Le valli bergamasche e la città di Bergamo sono tra i territori più colpiti, con una maggiore incidenza tra gli over 75, che rappresentano quasi l’85% dei malati. Le demenze colpiscono raramente le persone sotto i 44 anni, con solo lo 0,3% dei casi concentrati in questa fascia d’età. Tuttavia, gli esperti avvertono che il numero effettivo di persone affette potrebbe essere più alto, con altre 2.000 persone stimate non ancora conteggiate, poiché non ricoverate in strutture assistenziali.
La Val Seriana registra il tasso più alto di demenza, con 863 pazienti su una popolazione di 137.377 e un tasso standardizzato di 5,5 ogni 1.000 abitanti. Seguono il distretto di Bergamo con un tasso di 5,3 e quello di Val Brembana e Valle Imagna con un tasso di 5,2. I distretti meno colpiti sono invece la Bassa Occidentale e Orientale, con tassi rispettivamente di 3,1 e 3,7.
Le cause dell’aumento dei casi di demenza sono strettamente legate all’invecchiamento della popolazione, un fenomeno conosciuto come “inverno demografico”. Secondo Alberto Zucchi, direttore del Servizio epidemiologico aziendale di Ats Bergamo, questo aumento è una diretta conseguenza dell’innalzamento dell’età media della popolazione, che comporta una crescita delle malattie legate all’età, tra cui le demenze.

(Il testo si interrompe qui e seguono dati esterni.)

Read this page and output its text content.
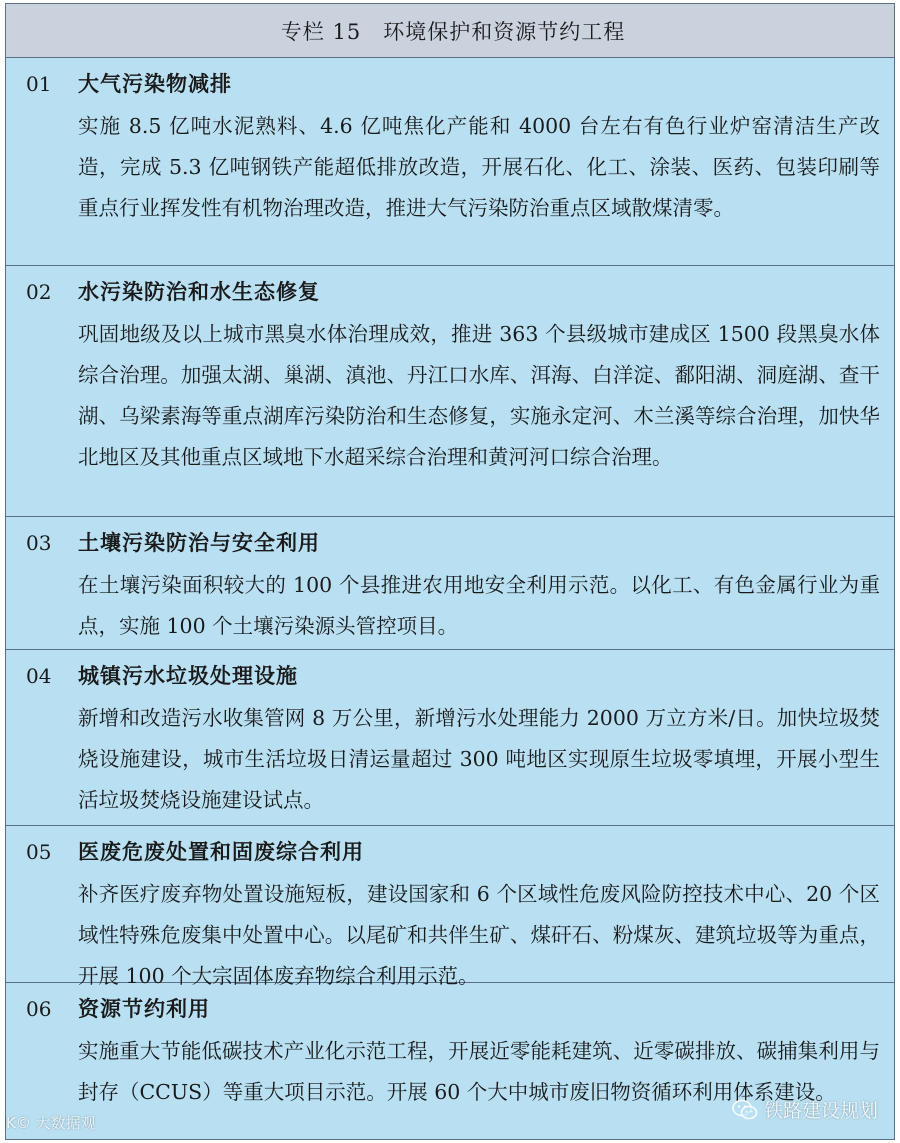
专栏 15 环境保护和资源节约工程
01	大气污染物减排
实施 8.5 亿吨水泥熟料、4.6 亿吨焦化产能和 4000 台左右有色行业炉窑清洁生产改造，完成 5.3 亿吨钢铁产能超低排放改造，开展石化、化工、涂装、医药、包装印刷等重点行业挥发性有机物治理改造，推进大气污染防治重点区域散煤清零。
02	水污染防治和水生态修复
巩固地级及以上城市黑臭水体治理成效，推进 363 个县级城市建成区 1500 段黑臭水体综合治理。加强太湖、巢湖、滇池、丹江口水库、洱海、白洋淀、鄱阳湖、洞庭湖、查干湖、乌梁素海等重点湖库污染防治和生态修复，实施永定河、木兰溪等综合治理，加快华北地区及其他重点区域地下水超采综合治理和黄河河口综合治理。
03	土壤污染防治与安全利用
在土壤污染面积较大的 100 个县推进农用地安全利用示范。以化工、有色金属行业为重点，实施 100 个土壤污染源头管控项目。
04	城镇污水垃圾处理设施
新增和改造污水收集管网 8 万公里，新增污水处理能力 2000 万立方米/日。加快垃圾焚烧设施建设，城市生活垃圾日清运量超过 300 吨地区实现原生垃圾零填埋，开展小型生活垃圾焚烧设施建设试点。
05	医废危废处置和固废综合利用
补齐医疗废弃物处置设施短板，建设国家和 6 个区域性危废风险防控技术中心、20 个区域性特殊危废集中处置中心。以尾矿和共伴生矿、煤矸石、粉煤灰、建筑垃圾等为重点，开展 100 个大宗固体废弃物综合利用示范。
06	资源节约利用
实施重大节能低碳技术产业化示范工程，开展近零能耗建筑、近零碳排放、碳捕集利用与封存（CCUS）等重大项目示范。开展 60 个大中城市废旧物资循环利用体系建设。
K© 大数据观
铁路建设规划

La gestione delle persone affette da demenza rappresenta una sfida complessa. Oltre il 52,6% dei malati in Bergamasca convive con almeno 2-3 altre patologie croniche, il che rende la gestione farmacologica e assistenziale molto difficile. Un esempio estremo riguarda un paziente affetto da 14 patologie contemporaneamente. Questo quadro mette in luce l’importanza di un approccio integrato nella cura e nel monitoraggio dei pazienti, che richiede un costante presidio sanitario.
L’analisi epidemiologica ha anche evidenziato la necessità di programmazione e prevenzione, con dati che aiutano le autorità sanitarie a pianificare interventi mirati. Sebbene la situazione futura sia incerta, il progressivo invecchiamento della popolazione lascia prevedere un aumento dei casi nei prossimi anni, rafforzando l’importanza di politiche sanitarie adeguate per affrontare questa emergenza.